Can I write $\gcd(n , m)$ as $r n - s m$, with $r , s \in \mathbb{N}$, if $n , m \in \mathbb{N}$?

Question

Let $n$ and $m$ be natural numbers (positive and integers). I know (even if they are not positive) that there exist $r , s \in \mathbb{Z}$ such that $d = \gcd(n , m) = r n - s m$. But they are natural numbers. Can I take $r$ and $s$ as natural numbers?

Answer 1

Suppose that $m\nmid n$ and $n\nmid m$. Then $g=\gcd(m,n)$ satisfies $g<m$ and $g<n$. There are integers $r$ and $s$ with $g=rm+sn$. Neither $r$ nor $s$ can be zero

We can't have $r$, $s>0$ since $rm+sn>m>g$.

We can't have $r$, $s<0$ since $rm+sn<0<g$.

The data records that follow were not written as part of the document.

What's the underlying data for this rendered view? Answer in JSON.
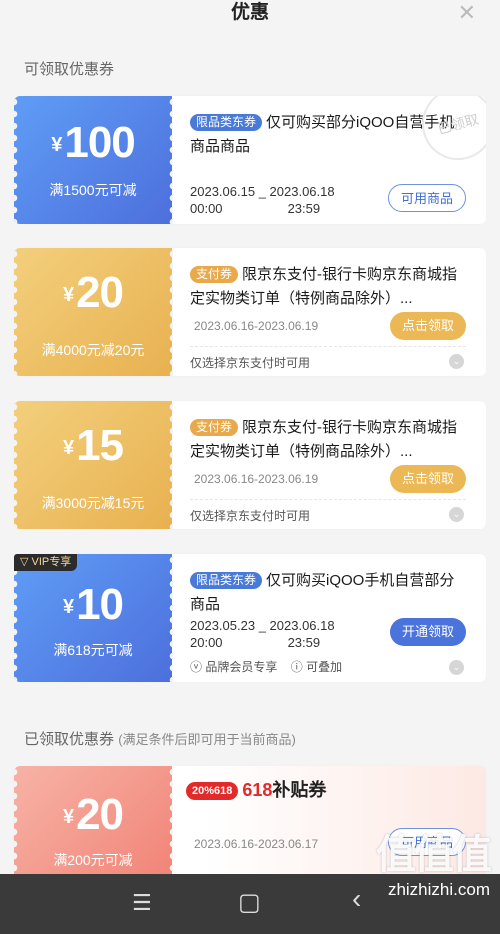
{
  "header": {
    "title": "优惠",
    "close_icon": "close-icon"
  },
  "sections": {
    "available": "可领取优惠券",
    "received": "已领取优惠券",
    "received_sub": "(满足条件后即可用于当前商品)"
  },
  "coupons": [
    {
      "yen": "¥",
      "amount": "100",
      "condition": "满1500元可减",
      "tag": "限品类东券",
      "desc": "仅可购买部分iQOO自营手机商品商品",
      "date_start": "2023.06.15",
      "date_end": "2023.06.18",
      "time_start": "00:00",
      "time_end": "23:59",
      "button": "可用商品",
      "stamp": "已领取"
    },
    {
      "yen": "¥",
      "amount": "20",
      "condition": "满4000元减20元",
      "tag": "支付券",
      "desc": "限京东支付-银行卡购京东商城指定实物类订单（特例商品除外）...",
      "date": "2023.06.16-2023.06.19",
      "button": "点击领取",
      "note": "仅选择京东支付时可用"
    },
    {
      "yen": "¥",
      "amount": "15",
      "condition": "满3000元减15元",
      "tag": "支付券",
      "desc": "限京东支付-银行卡购京东商城指定实物类订单（特例商品除外）...",
      "date": "2023.06.16-2023.06.19",
      "button": "点击领取",
      "note": "仅选择京东支付时可用"
    },
    {
      "vip": "VIP专享",
      "yen": "¥",
      "amount": "10",
      "condition": "满618元可减",
      "tag": "限品类东券",
      "desc": "仅可购买iQOO手机自营部分商品",
      "date_start": "2023.05.23",
      "date_end": "2023.06.18",
      "time_start": "20:00",
      "time_end": "23:59",
      "button": "开通领取",
      "note_1": "品牌会员专享",
      "note_2": "可叠加"
    },
    {
      "yen": "¥",
      "amount": "20",
      "condition": "满200元可减",
      "badge": "20%618",
      "title_618": "618",
      "title_sub": "补贴券",
      "date": "2023.06.16-2023.06.17",
      "button": "可用商品"
    }
  ],
  "navbar": {
    "menu_icon": "☰",
    "home_icon": "▢",
    "back_icon": "‹"
  },
  "watermark": {
    "logo": "值值值",
    "url": "zhizhizhi.com"
  }
}
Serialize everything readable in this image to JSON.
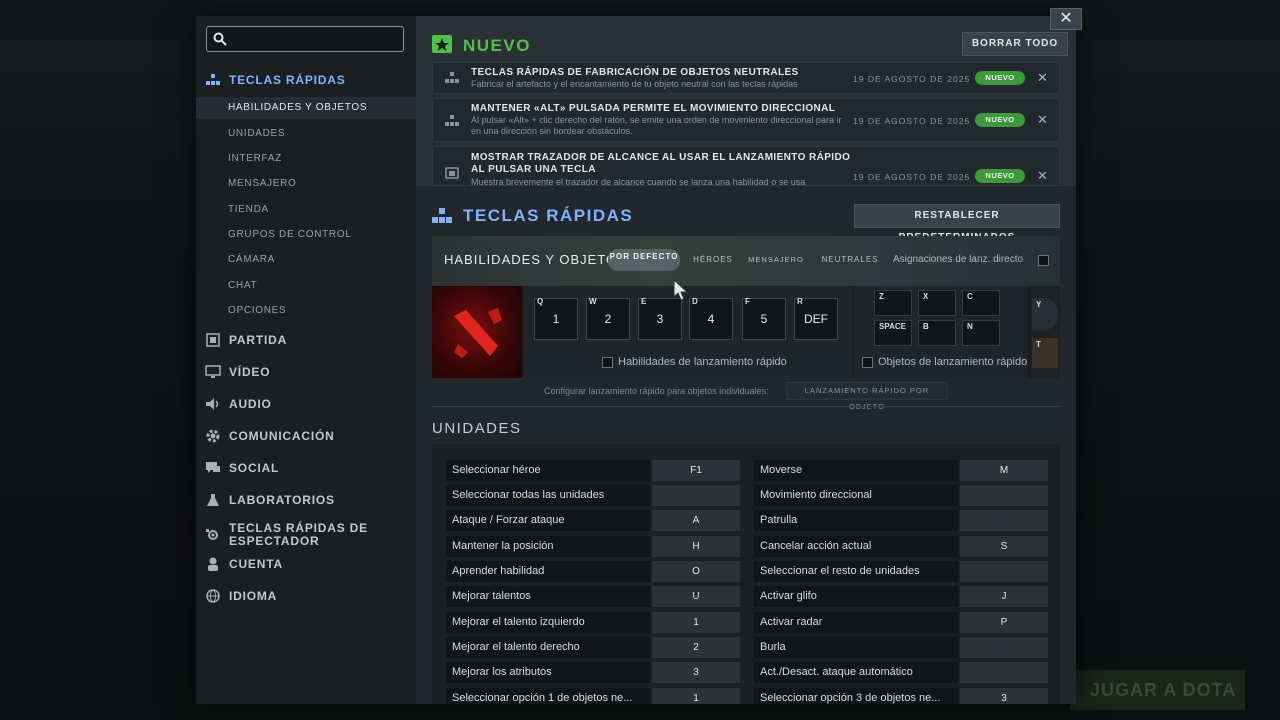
{
  "background": {
    "play_button": "JUGAR A DOTA"
  },
  "sidebar": {
    "search_placeholder": "",
    "categories": [
      {
        "label": "Teclas rápidas",
        "icon": "hotkeys-icon",
        "active": true
      },
      {
        "label": "Partida",
        "icon": "game-icon"
      },
      {
        "label": "Vídeo",
        "icon": "monitor-icon"
      },
      {
        "label": "Audio",
        "icon": "speaker-icon"
      },
      {
        "label": "Comunicación",
        "icon": "gear-icon"
      },
      {
        "label": "Social",
        "icon": "chat-icon"
      },
      {
        "label": "Laboratorios",
        "icon": "flask-icon"
      },
      {
        "label": "Teclas rápidas de espectador",
        "icon": "spectator-icon"
      },
      {
        "label": "Cuenta",
        "icon": "user-icon"
      },
      {
        "label": "Idioma",
        "icon": "globe-icon"
      }
    ],
    "subitems": [
      "Habilidades y objetos",
      "Unidades",
      "Interfaz",
      "Mensajero",
      "Tienda",
      "Grupos de control",
      "Cámara",
      "Chat",
      "Opciones"
    ]
  },
  "new_section": {
    "title": "NUEVO",
    "clear_all": "BORRAR TODO",
    "items": [
      {
        "title": "Teclas rápidas de fabricación de objetos neutrales",
        "desc": "Fabricar el artefacto y el encantamiento de tu objeto neutral con las teclas rápidas",
        "date": "19 de agosto de 2025",
        "badge": "NUEVO"
      },
      {
        "title": "Mantener «Alt» pulsada permite el movimiento direccional",
        "desc": "Al pulsar «Alt» + clic derecho del ratón, se emite una orden de movimiento direccional para ir en una dirección sin bordear obstáculos.",
        "date": "19 de agosto de 2025",
        "badge": "NUEVO"
      },
      {
        "title": "Mostrar trazador de alcance al usar el lanzamiento rápido al pulsar una tecla",
        "desc": "Muestra brevemente el trazador de alcance cuando se lanza una habilidad o se usa",
        "date": "19 de agosto de 2025",
        "badge": "NUEVO"
      }
    ]
  },
  "hotkeys_section": {
    "title": "TECLAS RÁPIDAS",
    "reset_button": "RESTABLECER PREDETERMINADOS",
    "tab_label": "Habilidades y objetos",
    "tabs": [
      "POR DEFECTO",
      "HÉROES",
      "MENSAJERO",
      "NEUTRALES"
    ],
    "direct_cast_label": "Asignaciones de lanz. directo",
    "ability_keys": [
      {
        "key": "Q",
        "value": "1"
      },
      {
        "key": "W",
        "value": "2"
      },
      {
        "key": "E",
        "value": "3"
      },
      {
        "key": "D",
        "value": "4"
      },
      {
        "key": "F",
        "value": "5"
      },
      {
        "key": "R",
        "value": "DEF"
      }
    ],
    "item_keys": [
      "Z",
      "X",
      "C",
      "SPACE",
      "B",
      "N"
    ],
    "extra_keys": [
      "Y",
      "T"
    ],
    "quick_cast_abilities": "Habilidades de lanzamiento rápido",
    "quick_cast_items": "Objetos de lanzamiento rápido",
    "configure_label": "Configurar lanzamiento rápido para objetos individuales:",
    "per_item_button": "LANZAMIENTO RÁPIDO POR OBJETO"
  },
  "units_section": {
    "title": "UNIDADES",
    "left": [
      {
        "label": "Seleccionar héroe",
        "key": "F1"
      },
      {
        "label": "Seleccionar todas las unidades",
        "key": ""
      },
      {
        "label": "Ataque / Forzar ataque",
        "key": "A"
      },
      {
        "label": "Mantener la posición",
        "key": "H"
      },
      {
        "label": "Aprender habilidad",
        "key": "O"
      },
      {
        "label": "Mejorar talentos",
        "key": "U"
      },
      {
        "label": "Mejorar el talento izquierdo",
        "key": "1"
      },
      {
        "label": "Mejorar el talento derecho",
        "key": "2"
      },
      {
        "label": "Mejorar los atributos",
        "key": "3"
      },
      {
        "label": "Seleccionar opción 1 de objetos ne...",
        "key": "1"
      }
    ],
    "right": [
      {
        "label": "Moverse",
        "key": "M"
      },
      {
        "label": "Movimiento direccional",
        "key": ""
      },
      {
        "label": "Patrulla",
        "key": ""
      },
      {
        "label": "Cancelar acción actual",
        "key": "S"
      },
      {
        "label": "Seleccionar el resto de unidades",
        "key": ""
      },
      {
        "label": "Activar glifo",
        "key": "J"
      },
      {
        "label": "Activar radar",
        "key": "P"
      },
      {
        "label": "Burla",
        "key": ""
      },
      {
        "label": "Act./Desact. ataque automático",
        "key": ""
      },
      {
        "label": "Seleccionar opción 3 de objetos ne...",
        "key": "3"
      }
    ]
  },
  "close_button": "✕",
  "colors": {
    "accent_blue": "#7fb2ff",
    "badge_green": "#3d9a3a",
    "new_green": "#4fc24a"
  }
}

What if $r<0$ and $s>0$? We can replace $r$ and $s$ by $r'=tn+r$ and $s'=-tm+s$ for any integer $t$. We can thus make $r'>0$, and then we must get $s'<0$.

To conclude, we can always get $r>0>s$.

Answer 2

Then the answer is Yes, see that if $r,s\in \mathbb{N}$, then, $r\cdot m+s\cdot n\ge m+n>\text{max}\{m,n\}$. On the other hand, $\text{gcd}(m,n)|m $ and $n$, $\text{gcd}(m,n)\le\text{min}\{m,n\}<\text{max}\{m,n\}. $ Considering the condition you have mentioned($m\nmid n $ or, $n\nmid m$). If $r<0$ and $s>0$, then also we will have same issue. Hence, your claim is true.